Consultation–Liaison Psychiatrist
When to Engage a Consultation-Liaison Psychiatrist
Engage a Consultation–Liaison (C‑L) psychiatrist when the legal question cannot be answered cleanly without understanding the medical context:
- Psychiatric symptoms arise during or after significant medical illness, injury, surgery, ICU admission, or hospitalisation
- Cognitive changes are disputed (e.g., delirium vs dementia vs medication effects) and affect reliability, consent, or decision-making
- Capacity is questioned in the context of medical complexity (treatment choices, refusal, consent, self‑care, accommodation)
- Causation is contested where medical illness, chronic disease, pain, or treatment effects may contribute to psychiatric injury
- Treatment non‑adherence is disputed (whether it reflects mental illness/cognitive impairment vs informed refusal)
- “Functional” or medically unexplained symptoms are alleged, requiring differentiation from organic disease
- Complex claims involve chronic pain, fatigue, somatic symptoms, or overlapping physical and psychological contributors
- Risk issues occur in medically unwell populations (e.g., suicidality/self‑harm concerns raised alongside medical care)
What They Assess
Independent opinions may address:
- Diagnostic clarification where physical illness, injury, or treatment may influence mood, cognition, behaviour, or symptoms
- Delirium and cognitive change in medically ill patients (including likely contributors: illness burden, medications, metabolic factors)
- Depression/anxiety related to adjustment, chronic disease, injury, disability, or hospitalisation
- Interaction between psychiatric symptoms and medical condition: symptom amplification, coping, functional impact
- Capacity assessments in medical‑psychiatric contexts (consent/refusal, understanding risks/benefits, decision stability)
- Treatment adherence and decision-making: psychiatric/cognitive drivers vs choice
- Functional / medically unexplained symptoms: consistency, contributing factors, and functional impact
- Risk formulation where relevant to the brief (e.g., safety concerns, deterioration risk)
Medico‑Legal Matters We Support
C‑L psychiatry opinion is commonly engaged across:
- Compensation matters involving both physical injury/illness and psychiatric sequelae
- Capacity matters where medical complexity is central (hospital decisions, consent/refusal, independent living)
- Disability and impairment disputes where symptoms and functioning span physical and mental domains
- Complex causation disputes (e.g., psychiatric injury influenced by chronic illness, pain, or treatment effects)
- Fitness for duty / fitness to participate where medical and psychiatric factors intersect
- Record-based clarifications when hospital records, investigations, and treating notes must be interpreted alongside psychiatric findings
Medico-Legal FAQ for Consultation–Liaison Psychiatrist
What types of referrals are common?
C–L Psychiatrists may be asked to assess:
- Hospitalised patients with psychiatric symptoms complicating medical care
- Individuals with psychosomatic or conversion disorders
- Patients with cognitive impairment affecting consent or treatment decisions
- Cases involving trauma, chronic pain, or medically unexplained symptoms
- Fitness for duty or capacity evaluations in complex medical-psychiatric cases
Can this be done as a file review only?
Often yes, particularly where the brief concerns hospital records, cognition timeline, medication effects, or consistency of symptoms.

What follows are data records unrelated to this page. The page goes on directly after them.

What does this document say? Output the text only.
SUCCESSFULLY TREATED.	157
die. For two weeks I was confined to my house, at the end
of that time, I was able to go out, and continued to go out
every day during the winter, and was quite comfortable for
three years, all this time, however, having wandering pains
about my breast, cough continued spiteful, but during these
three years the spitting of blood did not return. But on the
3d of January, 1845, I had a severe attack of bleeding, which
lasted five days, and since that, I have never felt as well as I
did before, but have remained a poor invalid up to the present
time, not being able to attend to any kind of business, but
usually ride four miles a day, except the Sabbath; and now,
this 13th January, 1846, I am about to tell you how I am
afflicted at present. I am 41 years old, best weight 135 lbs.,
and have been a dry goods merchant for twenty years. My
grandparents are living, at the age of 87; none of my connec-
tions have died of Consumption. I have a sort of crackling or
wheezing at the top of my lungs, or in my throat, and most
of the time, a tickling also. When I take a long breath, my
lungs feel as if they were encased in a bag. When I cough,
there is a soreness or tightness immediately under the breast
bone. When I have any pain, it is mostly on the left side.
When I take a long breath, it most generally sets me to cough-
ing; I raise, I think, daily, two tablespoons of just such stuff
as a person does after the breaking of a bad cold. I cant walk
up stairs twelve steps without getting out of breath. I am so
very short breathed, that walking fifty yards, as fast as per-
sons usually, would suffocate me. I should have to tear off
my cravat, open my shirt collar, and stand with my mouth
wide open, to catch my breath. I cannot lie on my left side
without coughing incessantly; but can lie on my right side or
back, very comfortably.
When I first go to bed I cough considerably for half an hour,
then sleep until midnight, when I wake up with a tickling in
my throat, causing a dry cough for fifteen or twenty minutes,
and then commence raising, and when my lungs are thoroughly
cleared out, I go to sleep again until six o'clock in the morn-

An IME may be recommended if direct assessment is required.
What documents should I include for a defensible report?
Your key questions and timeline, treating records (GP/specialists), hospital notes, medication charts, investigation summaries (where relevant), prior medico‑legal reports, and any functional evidence (work capacity, ADLs).
Do you provide treatment consultations through Red Health?
No. Red Health provides independent medico‑legal assessment and reporting only.